The second part of the pipeline is dbt_transform_data.py
, which transforms the raw data obtained in the previous step into a dataset which we can feed to our scoring model.
To apply the transformations to the extracted dataset, we will need to create a script called dbt_transformation.sql
inside the /models
folder of my_dbt_project
.
touch dbt_transformation.sql
nano dbt_transformation.sql
Copy the transformation script into dbt_transformation.sql
from here.
After the second script executes, the data will become available in the database in the table dbt_playground.dbt_transformation
.
The final step is to score loans using the module run_scoring.py
. In this step we download our pickled model and apply predictions on the transformed dataset. After running the script, we should see that the average predicted Annualized Rate of Return (ARR) in our sample being equal to 7%.

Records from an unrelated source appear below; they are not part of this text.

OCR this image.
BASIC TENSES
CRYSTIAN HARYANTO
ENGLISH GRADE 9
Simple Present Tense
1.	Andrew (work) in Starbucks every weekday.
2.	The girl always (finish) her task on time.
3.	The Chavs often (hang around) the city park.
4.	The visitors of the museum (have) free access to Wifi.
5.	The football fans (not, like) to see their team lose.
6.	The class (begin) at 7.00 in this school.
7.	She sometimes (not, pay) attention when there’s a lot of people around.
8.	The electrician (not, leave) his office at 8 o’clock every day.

The scoring outputs are stored into a table dbt_playground.scoring_outputs
, which contain the contract ID information, profit score, and a timestamp.
Conclusion
And that’s about it. In this post, we have demonstrated a powerful and flexible approach to predictive modeling by combining the power of dbt and Python.
Integration using dbt’s Python entry point enables smooth data transformation, analysis, and model inference, making it a valuable addition to any predictive modeling workflow. With the example of P2P scoring using Bondora’s loan dataset, we hope this guide inspires you to explore dbt + Python for your own data projects. Happy modeling!